Kalau liat di timeline, temen-temen udah pada lanjut S2 ke Eropa, Australia, Amerika, dan negara-negara hokya lainnya. Ada juga yang udah berkeluarga dan gemar update kegiatan bersama sang buah hati. Banyak yang udah kerja di perusahaan A, B, C yang ternama di luar kota dengan gaji yang bisa disisihkan ke rekening untuk nyicil beli rumah atau naik haji bersama orangtua.

Baca juga: Menginjak Angka 24

Apakah nasibku bakal gini-gini aja? Rasanya kayak waktu tuh berhenti di umur 22 dan tahun-tahun berikutnya bener-bener jadi periode yang complicated. Dua tahun terakhir adalah periode yang nggak berjalan sesuai ekspektasiku. Bener-bener sedih rasanya. Nggak jarang aku lebih milih di rumah aja dan nggak keluar karena malu. Malu belum seperti teman-teman yang lain yang udah lebih dulu sukses di berbagai bidang.

Tapi apakah aku akan terus-menerus meratapi nasib? Apakah hanya dengan membandingkan potensiku dengan potensi orang lain akan menyelesaikan masalahku?

Aku rasa jawabannya adalah tidak.

Membandingkan apa yang aku punya dengan apa yang orang lain punya sepertinya sah-sah aja sih. Tapi kalau hal ini aku lakukan terus tanpa adanya perbaikan dan motivasi untuk lebih maju di dalam diriku, nggak ada gunanya sih. Lagi pula kita semua nggak sama. Buat apa iri sama kehidupan orang lain? Mungkin mereka terlihat sukses di mata kita karena mereka punya apa yang kita inginkan. Contohnya, sukses dalam opiniku adalah udah lulus kuliah, bisa lanjut kuliah lagi dengan beasiswa, atau kerja di perusahaan ternama dan bisa jalan-jalan serta makan mewah saat akhir pekan datang.
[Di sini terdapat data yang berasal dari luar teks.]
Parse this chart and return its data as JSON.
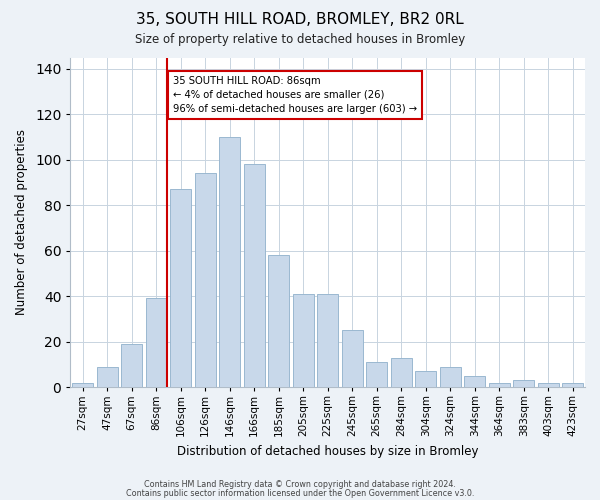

Well, is that enough? Yakin banget kalau itu sukses yang sebenernya? Jangan-jangan cuma cover aja buat nutupin struggle yang nggak kalah complicated di belakangnya. Bisa jadi saat mereka memperhatikan kita, diam-diam mereka juga merasa iri dengan kita. Hal kayak gini nggak akan berhenti dan nggak akan membawa kebaikan kalau ujung-ujungnya cuma bikin depresi.

Baca juga:  It's Alright

Mungkin hari ini kita masih berkutat dengan yang itu-itu aja, just suck it up. Orang-orang nggak bisa paham dengan keadaan kita yang seperti ini, just suck it up. Banyak yang menuntut kita untuk melakukan ini itu yang belum jadi rejeki kita, just suck it up. Semua ada solusi, waktu, dan jawabannya sendiri. Tinggal gimana usaha kita. Mau maju? Belajar lebih banyak, terapkan lebih giat. Mau stuck terus? Nggak usah melakukan apa-apa.

Simpel to? Kayak gitu kok diambil pusing, lho. toyor kepala sendiri

Tulisan ini pada dasarnya aku lakukan untuk diriku sendiri. Aku suka kebanyakan pikiran dan pada akhirnya aku menemukan jawabannya setelah aku tulis panjang lebar. Hihihi. Syukur kalau temen-temen yang baca tulisan ini juga jadi lebih semangat dan kembali bangkit dari keterpurukan. Semoga setelah ini kita jadi makin termotivasi dan nggak gampang iri dengan orang lain.
Kita semua berbeda dan kita semua berharga. Jangan sia-siakan potensi yang ada karena suatu hari nanti kesuksesan itu akan jadi milik kita
Keep motivated and see you on the next post!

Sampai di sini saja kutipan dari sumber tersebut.